Tonina Pantani, madre del leggendario ciclista Marco Pantani, ha rilasciato dichiarazioni forti e scioccanti sulla morte del figlio. Secondo lei, Marco non è morto per un tragico incidente, ma è stato ucciso. In un’intervista straziante, Tonina ha espresso una rabbia profonda verso le istituzioni del ciclismo, puntando il dito in particolare contro il Tour de France, accusato di aver avuto un ruolo nella tragica fine del “Pirata”. Le sue parole hanno riaperto ferite mai guarite e alimentato nuove discussioni sulle circostanze della morte di Marco Pantani.
Accuse e dolore di una madre
Tonina Pantani non ha mai accettato la versione ufficiale sulla morte del figlio, trovandosi spesso sola nella sua battaglia per la verità. Nel corso degli anni, ha raccolto documenti, testimonianze e prove che, secondo lei, dimostrano come Marco sia stato vittima di un complotto. “Non perdonerò mai chi ha distrutto mio figlio”, ha dichiarato, accusando esplicitamente il mondo del ciclismo e le sue istituzioni di aver voltato le spalle a Marco quando più aveva bisogno di supporto.
Il ruolo del Tour de France
Particolarmente dure sono le parole di Tonina Pantani contro il Tour de France. Secondo la madre del campione, il prestigioso evento ciclistico avrebbe contribuito a creare un ambiente ostile e pericoloso per Marco, culminato poi nella sua tragica morte. “Il Tour de France ha una parte di colpa in tutto questo”, ha affermato Tonina, sottolineando come le pressioni e le accuse infondate abbiano devastato suo figlio sia mentalmente che fisicamente.
Una verità ancora da scoprire
Le accuse di Tonina Pantani riaccendono un dibattito mai realmente chiuso sulla morte del “Pirata”. Nonostante le inchieste ufficiali abbiano concluso che si trattò di un incidente, molti, inclusa la famiglia Pantani, continuano a chiedere giustizia e verità. La determinazione di Tonina a far luce su quanto accaduto a Marco riflette la sua convinzione che vi siano ancora molte zone d’ombra e domande senza risposta.
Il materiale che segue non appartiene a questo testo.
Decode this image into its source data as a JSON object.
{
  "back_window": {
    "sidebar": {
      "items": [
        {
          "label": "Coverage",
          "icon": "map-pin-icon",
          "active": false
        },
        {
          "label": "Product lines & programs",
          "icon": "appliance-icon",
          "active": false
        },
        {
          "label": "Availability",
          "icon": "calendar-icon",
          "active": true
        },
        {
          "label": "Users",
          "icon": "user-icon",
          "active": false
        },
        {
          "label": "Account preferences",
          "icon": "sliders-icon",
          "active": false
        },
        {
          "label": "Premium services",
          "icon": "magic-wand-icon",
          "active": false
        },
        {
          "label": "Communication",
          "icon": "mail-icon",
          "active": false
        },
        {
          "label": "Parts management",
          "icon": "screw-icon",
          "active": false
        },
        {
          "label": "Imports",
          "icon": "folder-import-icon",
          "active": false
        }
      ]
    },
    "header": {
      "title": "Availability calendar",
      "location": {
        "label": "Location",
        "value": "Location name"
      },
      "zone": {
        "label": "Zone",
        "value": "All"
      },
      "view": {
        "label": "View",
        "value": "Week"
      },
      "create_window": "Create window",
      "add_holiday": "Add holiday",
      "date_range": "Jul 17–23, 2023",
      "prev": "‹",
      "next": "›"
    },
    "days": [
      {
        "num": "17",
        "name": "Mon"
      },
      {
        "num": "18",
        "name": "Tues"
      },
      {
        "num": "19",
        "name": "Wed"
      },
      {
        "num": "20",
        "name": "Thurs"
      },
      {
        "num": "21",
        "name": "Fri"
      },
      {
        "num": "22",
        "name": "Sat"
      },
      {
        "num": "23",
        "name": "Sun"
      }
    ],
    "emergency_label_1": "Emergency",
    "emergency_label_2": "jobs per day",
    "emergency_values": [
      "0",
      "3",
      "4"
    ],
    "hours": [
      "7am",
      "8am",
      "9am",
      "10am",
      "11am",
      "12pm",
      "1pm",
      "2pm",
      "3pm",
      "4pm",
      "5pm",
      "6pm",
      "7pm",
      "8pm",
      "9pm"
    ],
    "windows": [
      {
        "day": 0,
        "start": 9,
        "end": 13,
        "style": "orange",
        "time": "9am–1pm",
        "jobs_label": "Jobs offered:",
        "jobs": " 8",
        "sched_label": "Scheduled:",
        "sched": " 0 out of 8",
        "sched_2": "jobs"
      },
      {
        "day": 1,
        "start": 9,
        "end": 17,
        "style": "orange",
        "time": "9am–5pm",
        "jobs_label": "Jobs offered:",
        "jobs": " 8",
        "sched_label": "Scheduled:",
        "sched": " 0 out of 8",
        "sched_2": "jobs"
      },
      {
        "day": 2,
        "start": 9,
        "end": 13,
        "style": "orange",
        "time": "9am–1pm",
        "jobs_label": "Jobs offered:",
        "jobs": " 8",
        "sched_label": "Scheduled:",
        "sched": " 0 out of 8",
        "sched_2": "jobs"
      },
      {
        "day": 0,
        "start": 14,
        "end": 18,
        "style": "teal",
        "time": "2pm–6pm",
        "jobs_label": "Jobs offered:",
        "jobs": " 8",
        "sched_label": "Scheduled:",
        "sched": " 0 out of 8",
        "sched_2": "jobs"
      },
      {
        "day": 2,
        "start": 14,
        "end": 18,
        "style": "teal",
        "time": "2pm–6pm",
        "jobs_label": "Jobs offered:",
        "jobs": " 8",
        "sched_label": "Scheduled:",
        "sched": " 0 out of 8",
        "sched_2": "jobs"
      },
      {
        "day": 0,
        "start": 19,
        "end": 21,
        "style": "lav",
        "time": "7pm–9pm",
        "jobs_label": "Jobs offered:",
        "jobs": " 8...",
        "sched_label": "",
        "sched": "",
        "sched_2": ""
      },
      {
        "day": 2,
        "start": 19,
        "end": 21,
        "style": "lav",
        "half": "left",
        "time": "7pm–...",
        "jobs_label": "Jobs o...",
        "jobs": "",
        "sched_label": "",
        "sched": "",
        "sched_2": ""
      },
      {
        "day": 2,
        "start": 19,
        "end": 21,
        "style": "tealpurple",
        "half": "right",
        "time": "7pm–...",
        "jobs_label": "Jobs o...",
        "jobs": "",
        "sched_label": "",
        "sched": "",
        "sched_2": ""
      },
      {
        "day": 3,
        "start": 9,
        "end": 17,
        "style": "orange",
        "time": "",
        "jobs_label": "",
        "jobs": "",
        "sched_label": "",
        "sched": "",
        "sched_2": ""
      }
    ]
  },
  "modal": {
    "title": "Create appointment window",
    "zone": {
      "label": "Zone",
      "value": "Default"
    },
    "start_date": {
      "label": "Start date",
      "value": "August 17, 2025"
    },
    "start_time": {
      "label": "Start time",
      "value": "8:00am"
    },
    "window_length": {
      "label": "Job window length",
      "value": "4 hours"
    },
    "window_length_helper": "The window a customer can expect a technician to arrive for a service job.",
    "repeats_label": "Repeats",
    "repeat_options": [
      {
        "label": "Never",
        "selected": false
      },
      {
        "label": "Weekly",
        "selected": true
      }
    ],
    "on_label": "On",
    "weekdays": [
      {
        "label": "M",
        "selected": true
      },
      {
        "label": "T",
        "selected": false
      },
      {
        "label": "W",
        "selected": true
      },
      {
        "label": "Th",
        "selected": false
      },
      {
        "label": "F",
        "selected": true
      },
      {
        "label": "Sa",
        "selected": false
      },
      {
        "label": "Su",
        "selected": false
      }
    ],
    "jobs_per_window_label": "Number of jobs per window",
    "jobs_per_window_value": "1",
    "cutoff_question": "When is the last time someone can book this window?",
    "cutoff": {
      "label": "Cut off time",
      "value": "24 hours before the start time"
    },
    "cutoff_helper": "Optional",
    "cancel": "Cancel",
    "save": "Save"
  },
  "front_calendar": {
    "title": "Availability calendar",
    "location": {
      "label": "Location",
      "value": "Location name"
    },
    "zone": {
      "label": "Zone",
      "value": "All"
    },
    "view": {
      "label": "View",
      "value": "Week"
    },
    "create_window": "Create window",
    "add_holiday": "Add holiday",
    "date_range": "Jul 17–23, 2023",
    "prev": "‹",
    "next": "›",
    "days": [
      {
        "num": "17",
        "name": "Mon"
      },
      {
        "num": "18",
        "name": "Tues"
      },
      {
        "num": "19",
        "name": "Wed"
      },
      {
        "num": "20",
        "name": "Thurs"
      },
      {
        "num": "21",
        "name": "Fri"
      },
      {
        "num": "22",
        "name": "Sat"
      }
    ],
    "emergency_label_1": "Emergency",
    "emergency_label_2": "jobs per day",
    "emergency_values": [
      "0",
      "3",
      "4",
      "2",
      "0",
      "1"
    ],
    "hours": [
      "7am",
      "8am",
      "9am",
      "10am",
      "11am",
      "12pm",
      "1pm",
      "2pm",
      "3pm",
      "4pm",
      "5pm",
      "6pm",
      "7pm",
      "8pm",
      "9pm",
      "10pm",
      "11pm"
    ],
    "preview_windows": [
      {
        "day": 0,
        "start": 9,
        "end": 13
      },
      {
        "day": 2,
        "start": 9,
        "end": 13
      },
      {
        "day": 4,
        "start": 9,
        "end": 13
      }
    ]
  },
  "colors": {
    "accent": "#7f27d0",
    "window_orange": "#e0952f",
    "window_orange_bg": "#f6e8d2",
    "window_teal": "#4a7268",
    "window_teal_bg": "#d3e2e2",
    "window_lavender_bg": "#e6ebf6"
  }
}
L’eredità di Marco Pantani
Indipendentemente dalle controversie sulla sua morte, Marco Pantani rimane una delle figure più iconiche del ciclismo. Le sue vittorie al Giro d’Italia e al Tour de France, il suo stile unico e la sua personalità carismatica hanno lasciato un’impronta indelebile nello sport. La lotta di Tonina Pantani per la verità non è solo una questione personale, ma anche un tentativo di preservare l’eredità e l’onore di suo figlio.
La battaglia di Tonina Pantani continua, alimentata dal dolore e dalla determinazione di una madre che non si arrenderà mai finché non avrà ottenuto giustizia per Marco.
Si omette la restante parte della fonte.